Competence is the application of skill, knowledge and experience to deliver specified outcomes. Most people demonstrate this by presenting their CV with a few lines about what they have done and a few pages about the courses they have been on. For anyone tasked with procuring a full complement of capable people this inverse proportionality can be a great filter for sifting the wheat from the chaff. Personal development is about carefully managing the mix between theory and its practical application in a way that yields demonstrable results. I often look at examination results and wonder how they can rise year after year. In 2010 in the UK it was the 23rd year in a row; a statistical probability of 1.2x10-7 or put another way, a bit unlikely. The dumbing down of courses at all levels has been rampant for many years. As such, the CV is no longer the dependable barometer of past or potential achievement.

Rarely does training tend to pose any major issues for delegates as long as the material presented is comprehensive enough to guide them through the course. It’s often seen as a bonus if the relationship to their activities back at the workplace reminds them of the reason they are there. The main problems with training and development programmes tend to occur during the implementation phases, the time when the organisation is hoping to get a return on its investment, where the lack of experience impedes people’s ability to confidently select the most appropriate course of action. Although training provides a foundation of knowledge on which to base decisions, the nuances of individual situations present unknown issues that cannot be feasibly mitigated within a classroom environment. Therefore, the provision of expertise within the workplace is an expedient necessity rather than a lavish luxury. This can be an investment if students leave the classroom knowing that the expectations placed on them will be different when they get back, as will the environment within which they will be expected to operate.

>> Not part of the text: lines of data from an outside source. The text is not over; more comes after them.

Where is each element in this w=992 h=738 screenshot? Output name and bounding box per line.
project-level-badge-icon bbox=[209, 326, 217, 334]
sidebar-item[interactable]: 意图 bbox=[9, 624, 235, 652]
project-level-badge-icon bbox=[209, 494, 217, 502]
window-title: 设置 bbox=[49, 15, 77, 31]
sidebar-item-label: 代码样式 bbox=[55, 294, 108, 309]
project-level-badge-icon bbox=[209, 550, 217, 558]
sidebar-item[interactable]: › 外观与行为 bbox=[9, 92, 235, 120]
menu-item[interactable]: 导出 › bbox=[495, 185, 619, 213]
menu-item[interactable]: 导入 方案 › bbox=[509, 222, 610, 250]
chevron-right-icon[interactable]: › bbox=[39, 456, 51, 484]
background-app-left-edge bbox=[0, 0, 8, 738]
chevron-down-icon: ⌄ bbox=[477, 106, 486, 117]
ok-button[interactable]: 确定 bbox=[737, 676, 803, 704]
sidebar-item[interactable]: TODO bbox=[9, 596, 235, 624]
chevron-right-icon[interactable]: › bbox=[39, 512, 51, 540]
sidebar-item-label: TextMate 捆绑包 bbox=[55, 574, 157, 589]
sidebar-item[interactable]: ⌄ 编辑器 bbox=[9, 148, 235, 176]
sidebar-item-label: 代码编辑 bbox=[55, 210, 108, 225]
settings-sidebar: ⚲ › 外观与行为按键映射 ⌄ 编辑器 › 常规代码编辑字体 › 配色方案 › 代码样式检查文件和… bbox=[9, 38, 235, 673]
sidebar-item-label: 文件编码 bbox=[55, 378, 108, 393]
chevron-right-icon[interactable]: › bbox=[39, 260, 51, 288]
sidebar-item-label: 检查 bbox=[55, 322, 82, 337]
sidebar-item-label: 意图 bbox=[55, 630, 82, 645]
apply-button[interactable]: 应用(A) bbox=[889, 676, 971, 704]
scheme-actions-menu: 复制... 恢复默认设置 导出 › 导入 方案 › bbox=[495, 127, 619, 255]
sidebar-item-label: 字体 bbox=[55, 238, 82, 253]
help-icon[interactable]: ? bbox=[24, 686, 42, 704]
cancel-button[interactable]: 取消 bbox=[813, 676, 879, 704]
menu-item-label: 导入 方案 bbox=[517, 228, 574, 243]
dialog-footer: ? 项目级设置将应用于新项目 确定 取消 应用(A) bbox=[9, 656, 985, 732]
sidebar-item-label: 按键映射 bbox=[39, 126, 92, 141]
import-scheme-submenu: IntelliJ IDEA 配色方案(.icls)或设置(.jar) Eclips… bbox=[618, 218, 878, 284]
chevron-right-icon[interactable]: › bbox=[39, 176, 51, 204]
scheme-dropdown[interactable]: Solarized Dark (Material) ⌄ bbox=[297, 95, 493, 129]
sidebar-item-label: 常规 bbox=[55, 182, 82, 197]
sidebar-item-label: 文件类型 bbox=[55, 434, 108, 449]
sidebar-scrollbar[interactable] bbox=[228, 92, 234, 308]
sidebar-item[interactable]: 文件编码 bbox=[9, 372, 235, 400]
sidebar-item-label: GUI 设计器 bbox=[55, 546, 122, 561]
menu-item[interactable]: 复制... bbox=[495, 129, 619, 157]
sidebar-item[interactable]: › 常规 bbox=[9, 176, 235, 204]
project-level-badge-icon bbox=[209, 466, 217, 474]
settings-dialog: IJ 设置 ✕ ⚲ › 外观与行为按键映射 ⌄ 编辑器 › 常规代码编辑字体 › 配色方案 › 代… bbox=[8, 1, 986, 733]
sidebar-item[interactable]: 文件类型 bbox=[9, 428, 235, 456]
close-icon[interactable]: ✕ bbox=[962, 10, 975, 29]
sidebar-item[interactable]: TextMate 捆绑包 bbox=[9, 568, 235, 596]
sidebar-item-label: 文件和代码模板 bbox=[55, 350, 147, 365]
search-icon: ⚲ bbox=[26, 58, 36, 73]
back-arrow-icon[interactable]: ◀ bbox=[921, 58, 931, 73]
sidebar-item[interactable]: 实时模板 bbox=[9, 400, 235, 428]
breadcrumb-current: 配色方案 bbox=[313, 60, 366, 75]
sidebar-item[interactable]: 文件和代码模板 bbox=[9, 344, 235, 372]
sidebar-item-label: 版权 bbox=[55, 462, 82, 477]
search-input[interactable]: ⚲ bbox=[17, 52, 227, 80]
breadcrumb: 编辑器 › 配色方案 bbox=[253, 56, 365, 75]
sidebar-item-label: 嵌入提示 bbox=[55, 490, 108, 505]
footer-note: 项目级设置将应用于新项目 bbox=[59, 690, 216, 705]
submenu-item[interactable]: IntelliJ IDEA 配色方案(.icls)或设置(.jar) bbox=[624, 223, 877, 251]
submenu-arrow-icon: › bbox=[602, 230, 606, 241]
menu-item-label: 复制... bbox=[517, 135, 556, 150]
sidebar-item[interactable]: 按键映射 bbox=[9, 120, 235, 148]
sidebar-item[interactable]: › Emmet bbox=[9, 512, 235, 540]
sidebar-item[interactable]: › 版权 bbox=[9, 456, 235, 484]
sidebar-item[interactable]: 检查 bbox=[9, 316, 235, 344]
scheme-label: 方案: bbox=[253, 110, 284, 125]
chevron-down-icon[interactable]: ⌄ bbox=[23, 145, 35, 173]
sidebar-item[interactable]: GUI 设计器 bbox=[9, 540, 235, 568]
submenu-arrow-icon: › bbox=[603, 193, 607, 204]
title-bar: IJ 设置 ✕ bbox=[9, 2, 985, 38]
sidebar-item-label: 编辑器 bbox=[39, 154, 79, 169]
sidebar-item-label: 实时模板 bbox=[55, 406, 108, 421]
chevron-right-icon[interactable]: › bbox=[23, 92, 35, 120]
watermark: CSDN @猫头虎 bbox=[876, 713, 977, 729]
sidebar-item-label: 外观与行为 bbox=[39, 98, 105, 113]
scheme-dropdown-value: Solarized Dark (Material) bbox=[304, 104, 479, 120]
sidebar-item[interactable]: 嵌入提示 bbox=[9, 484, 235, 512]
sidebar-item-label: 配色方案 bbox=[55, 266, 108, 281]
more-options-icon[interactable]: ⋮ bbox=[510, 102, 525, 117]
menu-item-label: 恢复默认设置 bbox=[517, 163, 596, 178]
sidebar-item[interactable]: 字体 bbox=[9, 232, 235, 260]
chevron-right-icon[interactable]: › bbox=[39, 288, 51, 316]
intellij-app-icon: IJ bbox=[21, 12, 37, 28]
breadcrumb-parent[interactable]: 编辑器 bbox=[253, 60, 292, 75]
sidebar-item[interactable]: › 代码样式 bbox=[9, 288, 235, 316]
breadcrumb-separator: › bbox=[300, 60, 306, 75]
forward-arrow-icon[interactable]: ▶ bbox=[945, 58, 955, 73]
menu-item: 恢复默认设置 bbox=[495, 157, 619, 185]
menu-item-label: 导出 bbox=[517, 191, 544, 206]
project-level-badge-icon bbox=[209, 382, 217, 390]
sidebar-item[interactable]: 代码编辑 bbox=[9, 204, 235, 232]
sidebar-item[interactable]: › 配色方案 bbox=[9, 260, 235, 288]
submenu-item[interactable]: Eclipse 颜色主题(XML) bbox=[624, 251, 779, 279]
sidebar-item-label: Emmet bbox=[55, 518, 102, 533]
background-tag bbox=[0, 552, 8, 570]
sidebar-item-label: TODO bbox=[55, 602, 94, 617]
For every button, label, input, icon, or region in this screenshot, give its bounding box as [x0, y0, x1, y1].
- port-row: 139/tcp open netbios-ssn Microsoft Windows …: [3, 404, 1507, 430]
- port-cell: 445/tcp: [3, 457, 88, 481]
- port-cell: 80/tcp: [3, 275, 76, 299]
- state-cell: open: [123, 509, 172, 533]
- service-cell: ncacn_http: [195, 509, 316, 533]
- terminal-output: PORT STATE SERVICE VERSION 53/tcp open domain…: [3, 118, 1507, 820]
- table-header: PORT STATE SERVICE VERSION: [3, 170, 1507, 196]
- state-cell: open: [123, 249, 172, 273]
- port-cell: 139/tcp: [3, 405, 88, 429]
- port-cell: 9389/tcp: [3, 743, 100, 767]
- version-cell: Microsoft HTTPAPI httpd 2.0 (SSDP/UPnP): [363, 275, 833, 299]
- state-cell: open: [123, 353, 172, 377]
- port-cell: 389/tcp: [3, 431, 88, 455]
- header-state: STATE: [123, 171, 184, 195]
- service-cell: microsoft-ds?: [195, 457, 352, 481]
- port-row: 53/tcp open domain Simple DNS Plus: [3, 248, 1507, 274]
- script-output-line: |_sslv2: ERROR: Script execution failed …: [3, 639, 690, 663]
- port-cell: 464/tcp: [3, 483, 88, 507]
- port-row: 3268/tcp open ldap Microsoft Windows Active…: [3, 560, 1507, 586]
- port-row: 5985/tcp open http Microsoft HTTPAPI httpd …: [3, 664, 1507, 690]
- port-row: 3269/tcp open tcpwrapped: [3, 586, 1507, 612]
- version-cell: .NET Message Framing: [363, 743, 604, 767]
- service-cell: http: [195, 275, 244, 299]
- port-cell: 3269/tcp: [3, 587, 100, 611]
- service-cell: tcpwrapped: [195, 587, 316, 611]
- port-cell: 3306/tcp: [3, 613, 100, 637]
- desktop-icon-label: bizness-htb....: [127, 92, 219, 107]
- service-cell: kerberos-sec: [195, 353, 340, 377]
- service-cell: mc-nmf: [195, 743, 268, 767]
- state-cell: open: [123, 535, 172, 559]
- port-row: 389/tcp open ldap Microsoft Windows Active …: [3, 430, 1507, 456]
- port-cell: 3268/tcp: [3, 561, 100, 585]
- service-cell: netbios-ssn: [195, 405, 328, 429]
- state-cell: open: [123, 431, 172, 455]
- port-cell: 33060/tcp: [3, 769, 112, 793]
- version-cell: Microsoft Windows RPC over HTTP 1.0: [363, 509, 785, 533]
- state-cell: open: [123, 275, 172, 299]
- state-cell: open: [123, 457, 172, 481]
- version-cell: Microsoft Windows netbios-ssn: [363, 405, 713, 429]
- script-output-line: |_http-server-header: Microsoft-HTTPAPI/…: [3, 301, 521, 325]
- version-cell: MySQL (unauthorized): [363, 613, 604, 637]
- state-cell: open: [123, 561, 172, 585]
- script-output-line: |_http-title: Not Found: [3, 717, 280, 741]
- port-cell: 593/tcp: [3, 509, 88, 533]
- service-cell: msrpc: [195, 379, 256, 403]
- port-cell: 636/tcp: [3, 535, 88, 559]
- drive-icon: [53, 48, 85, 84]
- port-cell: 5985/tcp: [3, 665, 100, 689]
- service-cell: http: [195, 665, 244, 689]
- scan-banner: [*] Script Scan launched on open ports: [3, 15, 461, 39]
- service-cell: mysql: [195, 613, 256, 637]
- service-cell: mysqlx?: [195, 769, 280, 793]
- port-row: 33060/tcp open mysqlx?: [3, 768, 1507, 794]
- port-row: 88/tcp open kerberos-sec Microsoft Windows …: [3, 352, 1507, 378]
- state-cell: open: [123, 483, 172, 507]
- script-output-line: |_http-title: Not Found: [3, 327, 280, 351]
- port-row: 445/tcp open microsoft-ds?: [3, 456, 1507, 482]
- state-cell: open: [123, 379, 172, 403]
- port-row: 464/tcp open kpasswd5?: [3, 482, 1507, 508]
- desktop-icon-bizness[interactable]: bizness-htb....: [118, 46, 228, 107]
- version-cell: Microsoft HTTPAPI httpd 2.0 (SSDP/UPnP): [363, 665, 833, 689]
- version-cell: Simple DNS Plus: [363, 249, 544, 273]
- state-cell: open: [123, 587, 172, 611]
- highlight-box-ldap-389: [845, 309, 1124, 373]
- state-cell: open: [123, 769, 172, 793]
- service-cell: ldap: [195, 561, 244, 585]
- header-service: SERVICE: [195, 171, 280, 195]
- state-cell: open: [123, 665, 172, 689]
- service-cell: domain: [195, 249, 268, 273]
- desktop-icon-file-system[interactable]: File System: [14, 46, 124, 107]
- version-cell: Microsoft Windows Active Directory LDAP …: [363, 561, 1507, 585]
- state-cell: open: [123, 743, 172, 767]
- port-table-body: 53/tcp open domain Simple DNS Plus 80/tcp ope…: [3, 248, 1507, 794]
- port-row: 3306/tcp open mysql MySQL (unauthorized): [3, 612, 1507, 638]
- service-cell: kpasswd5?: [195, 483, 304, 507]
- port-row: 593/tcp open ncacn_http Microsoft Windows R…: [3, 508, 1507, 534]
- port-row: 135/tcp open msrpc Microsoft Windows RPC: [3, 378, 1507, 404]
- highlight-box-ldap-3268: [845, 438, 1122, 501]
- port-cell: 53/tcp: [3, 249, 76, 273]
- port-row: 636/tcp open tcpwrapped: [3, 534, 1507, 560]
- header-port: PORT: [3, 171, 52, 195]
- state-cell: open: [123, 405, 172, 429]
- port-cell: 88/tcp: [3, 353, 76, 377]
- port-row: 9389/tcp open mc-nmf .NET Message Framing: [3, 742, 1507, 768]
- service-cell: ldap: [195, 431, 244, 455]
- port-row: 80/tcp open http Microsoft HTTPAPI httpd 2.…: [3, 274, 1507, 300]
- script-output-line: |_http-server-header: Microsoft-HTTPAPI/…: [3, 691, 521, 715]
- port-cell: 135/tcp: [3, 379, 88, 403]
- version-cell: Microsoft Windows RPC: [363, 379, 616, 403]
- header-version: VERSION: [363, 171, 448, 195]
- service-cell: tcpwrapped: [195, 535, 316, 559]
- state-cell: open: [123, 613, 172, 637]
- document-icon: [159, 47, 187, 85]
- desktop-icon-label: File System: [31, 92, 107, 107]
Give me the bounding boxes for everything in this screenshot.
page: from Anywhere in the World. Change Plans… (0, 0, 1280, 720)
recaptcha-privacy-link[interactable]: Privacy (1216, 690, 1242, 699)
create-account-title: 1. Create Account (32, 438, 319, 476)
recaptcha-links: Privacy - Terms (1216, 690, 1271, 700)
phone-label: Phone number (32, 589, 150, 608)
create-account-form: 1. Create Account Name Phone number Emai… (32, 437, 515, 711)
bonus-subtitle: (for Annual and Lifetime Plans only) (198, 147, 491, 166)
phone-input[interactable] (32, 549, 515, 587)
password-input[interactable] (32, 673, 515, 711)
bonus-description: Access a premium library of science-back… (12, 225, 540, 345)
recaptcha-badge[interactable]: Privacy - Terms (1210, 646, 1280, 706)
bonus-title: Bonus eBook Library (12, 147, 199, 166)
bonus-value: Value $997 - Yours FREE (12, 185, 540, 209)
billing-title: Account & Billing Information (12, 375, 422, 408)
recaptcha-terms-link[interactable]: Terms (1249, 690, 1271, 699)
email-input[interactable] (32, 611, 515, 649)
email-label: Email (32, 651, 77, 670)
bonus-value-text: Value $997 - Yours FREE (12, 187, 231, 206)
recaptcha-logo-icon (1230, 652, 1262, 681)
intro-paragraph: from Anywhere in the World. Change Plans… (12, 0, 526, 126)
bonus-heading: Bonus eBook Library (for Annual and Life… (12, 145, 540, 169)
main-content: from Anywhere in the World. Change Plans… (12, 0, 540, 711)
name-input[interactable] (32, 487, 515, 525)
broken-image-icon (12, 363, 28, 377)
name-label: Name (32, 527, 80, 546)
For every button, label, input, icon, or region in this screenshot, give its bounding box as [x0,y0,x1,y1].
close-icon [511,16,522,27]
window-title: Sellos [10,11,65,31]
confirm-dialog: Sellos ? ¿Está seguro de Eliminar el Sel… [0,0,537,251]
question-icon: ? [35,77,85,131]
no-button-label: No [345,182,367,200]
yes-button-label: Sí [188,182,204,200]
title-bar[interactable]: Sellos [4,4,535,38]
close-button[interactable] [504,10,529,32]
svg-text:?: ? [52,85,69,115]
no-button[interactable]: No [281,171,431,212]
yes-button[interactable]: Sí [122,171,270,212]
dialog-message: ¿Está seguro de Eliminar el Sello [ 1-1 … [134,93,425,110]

The critical issue is one of balancing the immediate support needs of individuals with their need to experience problems and work through them. In some situations this can lead to malcontent and a refocusing of priorities onto the needs of the struggling individual rather than the organisation and its objectives. This can be hugely detrimental to the aims of the development strategy and thus some work may be needed with the leadership team, as sponsors, to ensure they maintain a balanced competency development emphasis on the organisation, its people and the outcomes that should be unambiguously demanded.

I once had experience of working with the leadership team of a multinational to help them understand their role in leveraging the Six Sigma programme that had been launched. It was with incredulity that I discovered over 100 Green Belt students working independently of each other on almost identical projects across the world in a company that was losing hundreds of millions of dollars a year. Train people and make it a virtue to learn, but make sure those competencies are demonstrated back in the workplace in terms of both practice and outcomes before anyone gets credit for the courses they attend.